Invoice factoring means selling your unpaid invoices to a third party (the factor) at a discount. The factor advances you 70–95% of the invoice face value immediately, then collects directly from your customer. When the customer pays, you get the remaining balance minus the factoring fee. Fees on recourse factoring — where you're on the hook if the customer doesn't pay — typically run 1–3% per 30-day period. Non-recourse factoring, where the factor absorbs the credit risk, costs more: usually 3–5% per 30-day period. Funding arrives in 24–48 hours after setup.

Accounts receivable (AR) financing keeps your customer relationships intact — your customers never know a lender is involved, because you're using your AR as collateral for a revolving credit line rather than selling invoices outright. Lenders advance 70–85% of eligible AR at annualized rates of roughly 8.5–24% APR. The trade-off: AR financing lines typically require 12–24 months in business and cleaner financials, whereas startups can sometimes qualify for factoring based solely on their customers' credit.

Key differences at a glance

Invoice Factoring AR Financing
Structure You sell invoices You borrow against invoices
Customer notification Yes — factor collects No — you collect
Advance rate 70–95% 70–85%
Typical cost 1–5% per 30 days 8.5–24% APR
Credit driver Your customers' credit Your business credit & financials
Startup-friendly Often yes Usually 12–24 months required

What trips businesses up

Customer concentration is the most common approval problem. If one customer accounts for more than 25–35% of your total AR, most factors and AR lenders will haircut or decline that portion of the facility. Greensboro manufacturers with a single anchor retailer or distributor frequently run into this wall.

Invoice eligibility is the second. Factoring companies will not advance against invoices that are already pledged as loan collateral, invoices with right-of-setoff language, or progress billings that haven't been earned. Review your customer contracts before applying.

Recourse vs. non-recourse matters most when your customers are smaller or have shaky payment histories. If your customer base is concentrated in industries like trucking or construction — sectors where payment disputes are common — the extra cost of non-recourse factoring is often worth the certainty. Freight and transportation businesses in markets like Anchorage face the same trade-off and typically land on non-recourse for exactly this reason.

Comparing factoring to a bank line: An SBA 7(a) loan runs 8.5–11% APR in 2026 and takes 30–45 days to close, but requires a 640+ FICO score and roughly two years in business. Factoring closes faster and has no hard credit floor — but at a higher annualized cost for slow-paying customers. The right answer depends on your customer base's payment speed, not just the rate.

Greensboro businesses in capital-intensive sectors — from commercial real estate services to distribution — often layer factoring on top of other financing.
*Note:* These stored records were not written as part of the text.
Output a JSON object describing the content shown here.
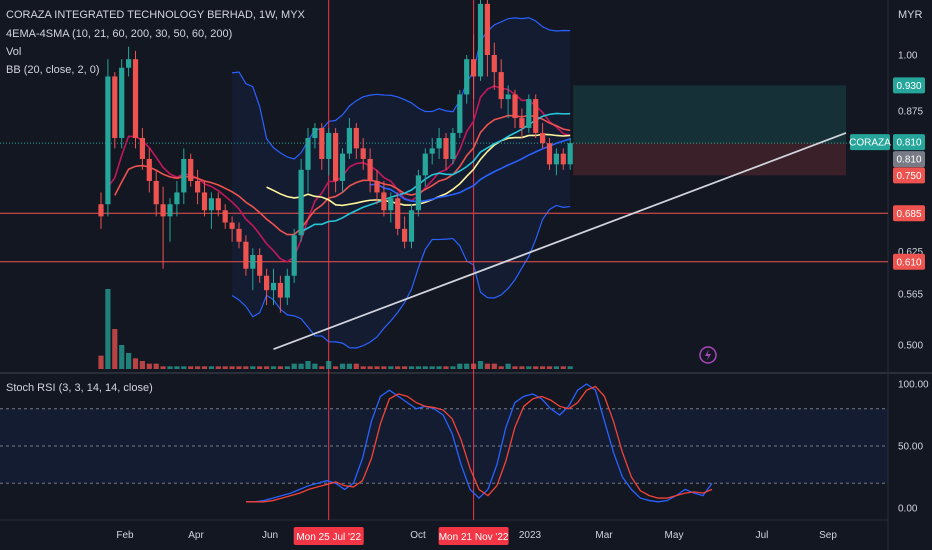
{
  "header": {
    "title": "CORAZA INTEGRATED TECHNOLOGY BERHAD, 1W, MYX",
    "indicator_ema": "4EMA-4SMA (10, 21, 60, 200, 30, 50, 60, 200)",
    "indicator_vol": "Vol",
    "indicator_bb": "BB (20, close, 2, 0)",
    "currency": "MYR",
    "stoch_title": "Stoch RSI (3, 3, 14, 14, close)"
  },
  "colors": {
    "up": "#26a69a",
    "down": "#ef5350",
    "bg": "#131722",
    "grid": "#2a2e39",
    "ema10": "#c2185b",
    "ema21": "#ef5350",
    "sma50": "#26c6da",
    "sma200": "#2962ff",
    "ema60": "#fff59d",
    "bb": "#2962ff",
    "trend": "#d1d4dc",
    "stoch_k": "#2962ff",
    "stoch_d": "#f44336"
  },
  "price_labels": [
    {
      "value": 0.93,
      "text": "0.930",
      "color": "#26a69a"
    },
    {
      "value": 0.81,
      "text": "0.810",
      "color": "#26a69a"
    },
    {
      "value": 0.81,
      "text": "0.810",
      "color": "#787b86"
    },
    {
      "value": 0.75,
      "text": "0.750",
      "color": "#ef5350"
    },
    {
      "value": 0.685,
      "text": "0.685",
      "color": "#ef5350"
    },
    {
      "value": 0.61,
      "text": "0.610",
      "color": "#ef5350"
    }
  ],
  "symbol_tag": "CORAZA",
  "symbol_tag_value": "0.810",
  "time_labels": [
    "Feb",
    "Apr",
    "Jun",
    "Oct",
    "2023",
    "Mar",
    "May",
    "Jul",
    "Sep"
  ],
  "cursor_labels": [
    "Mon 25 Jul '22",
    "Mon 21 Nov '22"
  ],
  "chart_data": [
    {
      "type": "candlestick",
      "title": "CORAZA INTEGRATED TECHNOLOGY BERHAD, 1W, MYX",
      "y_axis_unit": "MYR",
      "y_ticks": [
        0.5,
        0.565,
        0.625,
        0.875,
        1.0
      ],
      "y_tick_labels": [
        "0.500",
        "0.565",
        "0.625",
        "0.875",
        "1.00"
      ],
      "horizontal_levels": [
        0.685,
        0.61
      ],
      "x_ticks": [
        "Feb",
        "Apr",
        "Jun",
        "Oct",
        "2023",
        "Mar",
        "May",
        "Jul",
        "Sep"
      ],
      "candles": [
        [
          0.7,
          0.72,
          0.66,
          0.68
        ],
        [
          0.7,
          0.99,
          0.68,
          0.95
        ],
        [
          0.95,
          0.96,
          0.8,
          0.82
        ],
        [
          0.82,
          0.99,
          0.8,
          0.97
        ],
        [
          0.97,
          1.02,
          0.95,
          0.99
        ],
        [
          0.99,
          1.01,
          0.8,
          0.82
        ],
        [
          0.82,
          0.84,
          0.76,
          0.78
        ],
        [
          0.78,
          0.8,
          0.72,
          0.74
        ],
        [
          0.74,
          0.76,
          0.68,
          0.7
        ],
        [
          0.7,
          0.73,
          0.6,
          0.68
        ],
        [
          0.68,
          0.71,
          0.64,
          0.7
        ],
        [
          0.7,
          0.74,
          0.68,
          0.72
        ],
        [
          0.72,
          0.8,
          0.7,
          0.78
        ],
        [
          0.78,
          0.79,
          0.73,
          0.74
        ],
        [
          0.74,
          0.76,
          0.7,
          0.72
        ],
        [
          0.72,
          0.74,
          0.68,
          0.69
        ],
        [
          0.69,
          0.72,
          0.66,
          0.71
        ],
        [
          0.71,
          0.72,
          0.68,
          0.69
        ],
        [
          0.69,
          0.7,
          0.66,
          0.67
        ],
        [
          0.67,
          0.68,
          0.64,
          0.66
        ],
        [
          0.66,
          0.67,
          0.63,
          0.64
        ],
        [
          0.64,
          0.65,
          0.59,
          0.6
        ],
        [
          0.6,
          0.63,
          0.57,
          0.62
        ],
        [
          0.62,
          0.63,
          0.58,
          0.59
        ],
        [
          0.59,
          0.6,
          0.55,
          0.57
        ],
        [
          0.57,
          0.6,
          0.55,
          0.58
        ],
        [
          0.58,
          0.59,
          0.54,
          0.56
        ],
        [
          0.56,
          0.6,
          0.55,
          0.59
        ],
        [
          0.59,
          0.66,
          0.58,
          0.65
        ],
        [
          0.65,
          0.78,
          0.64,
          0.76
        ],
        [
          0.76,
          0.84,
          0.72,
          0.82
        ],
        [
          0.82,
          0.85,
          0.8,
          0.84
        ],
        [
          0.84,
          0.85,
          0.76,
          0.78
        ],
        [
          0.78,
          0.84,
          0.75,
          0.83
        ],
        [
          0.83,
          0.84,
          0.72,
          0.74
        ],
        [
          0.74,
          0.8,
          0.72,
          0.79
        ],
        [
          0.79,
          0.86,
          0.78,
          0.84
        ],
        [
          0.84,
          0.85,
          0.78,
          0.8
        ],
        [
          0.8,
          0.82,
          0.76,
          0.78
        ],
        [
          0.78,
          0.8,
          0.72,
          0.74
        ],
        [
          0.74,
          0.76,
          0.7,
          0.72
        ],
        [
          0.72,
          0.74,
          0.68,
          0.69
        ],
        [
          0.69,
          0.72,
          0.67,
          0.71
        ],
        [
          0.71,
          0.72,
          0.65,
          0.66
        ],
        [
          0.66,
          0.68,
          0.63,
          0.64
        ],
        [
          0.64,
          0.7,
          0.63,
          0.69
        ],
        [
          0.69,
          0.76,
          0.68,
          0.75
        ],
        [
          0.75,
          0.8,
          0.73,
          0.79
        ],
        [
          0.79,
          0.82,
          0.77,
          0.8
        ],
        [
          0.8,
          0.84,
          0.78,
          0.82
        ],
        [
          0.82,
          0.83,
          0.76,
          0.78
        ],
        [
          0.78,
          0.84,
          0.77,
          0.83
        ],
        [
          0.83,
          0.92,
          0.82,
          0.91
        ],
        [
          0.91,
          1.0,
          0.89,
          0.99
        ],
        [
          0.99,
          1.05,
          0.9,
          0.95
        ],
        [
          0.95,
          1.2,
          0.94,
          1.13
        ],
        [
          1.13,
          1.15,
          0.95,
          1.0
        ],
        [
          1.0,
          1.03,
          0.92,
          0.96
        ],
        [
          0.96,
          0.99,
          0.88,
          0.9
        ],
        [
          0.9,
          0.93,
          0.86,
          0.91
        ],
        [
          0.91,
          0.92,
          0.84,
          0.86
        ],
        [
          0.86,
          0.88,
          0.82,
          0.84
        ],
        [
          0.84,
          0.91,
          0.83,
          0.9
        ],
        [
          0.9,
          0.91,
          0.82,
          0.83
        ],
        [
          0.83,
          0.85,
          0.8,
          0.81
        ],
        [
          0.81,
          0.82,
          0.76,
          0.77
        ],
        [
          0.77,
          0.8,
          0.75,
          0.79
        ],
        [
          0.79,
          0.8,
          0.76,
          0.77
        ],
        [
          0.77,
          0.82,
          0.76,
          0.81
        ]
      ],
      "volume": [
        5,
        30,
        15,
        9,
        6,
        4,
        3,
        2,
        2,
        1,
        1,
        1,
        1,
        1,
        1,
        1,
        1,
        1,
        1,
        1,
        1,
        1,
        1,
        1,
        1,
        1,
        1,
        1,
        2,
        2,
        3,
        2,
        1,
        3,
        1,
        2,
        2,
        2,
        1,
        1,
        1,
        1,
        1,
        1,
        1,
        1,
        1,
        1,
        1,
        1,
        1,
        1,
        2,
        2,
        2,
        3,
        2,
        2,
        1,
        2,
        1,
        1,
        1,
        1,
        1,
        1,
        1,
        1,
        1
      ],
      "volume_last_ma": 2,
      "bollinger_upper_end": 1.18,
      "bollinger_lower_end": 0.72,
      "trendline": {
        "start": 0.495,
        "end": 0.83
      },
      "long_position": {
        "entry": 0.81,
        "target": 0.93,
        "stop": 0.75
      }
    },
    {
      "type": "line",
      "title": "Stoch RSI (3, 3, 14, 14, close)",
      "y_ticks": [
        0,
        50,
        100
      ],
      "y_tick_labels": [
        "0.00",
        "50.00",
        "100.00"
      ],
      "bands": [
        20,
        50,
        80
      ],
      "series": [
        {
          "name": "K",
          "values": [
            5,
            5,
            6,
            8,
            10,
            12,
            15,
            18,
            20,
            22,
            20,
            15,
            20,
            40,
            70,
            90,
            95,
            90,
            85,
            80,
            82,
            80,
            75,
            60,
            35,
            15,
            8,
            15,
            35,
            65,
            85,
            90,
            92,
            88,
            80,
            75,
            82,
            95,
            100,
            95,
            70,
            45,
            25,
            15,
            8,
            6,
            5,
            6,
            10,
            15,
            12,
            10,
            20
          ]
        },
        {
          "name": "D",
          "values": [
            5,
            5,
            5,
            6,
            8,
            10,
            12,
            15,
            17,
            19,
            21,
            18,
            17,
            22,
            40,
            68,
            88,
            92,
            90,
            85,
            82,
            81,
            79,
            72,
            55,
            32,
            15,
            10,
            18,
            38,
            65,
            82,
            88,
            90,
            87,
            82,
            80,
            85,
            95,
            98,
            90,
            70,
            45,
            25,
            14,
            10,
            8,
            8,
            10,
            12,
            13,
            12,
            15
          ]
        }
      ]
    }
  ]
}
A commercial HVAC contractor financing new rooftop equipment, for example, might use equipment financing for the hardware purchase while factoring service invoices to cover operating costs between installations. The tools serve different purposes and aren't mutually exclusive.

Businesses in Albuquerque and other mid-sized metros with similar B2B industry profiles tend to see the same lender appetite and qualification standards — the national factoring market is consistent enough that guides from comparable markets translate directly.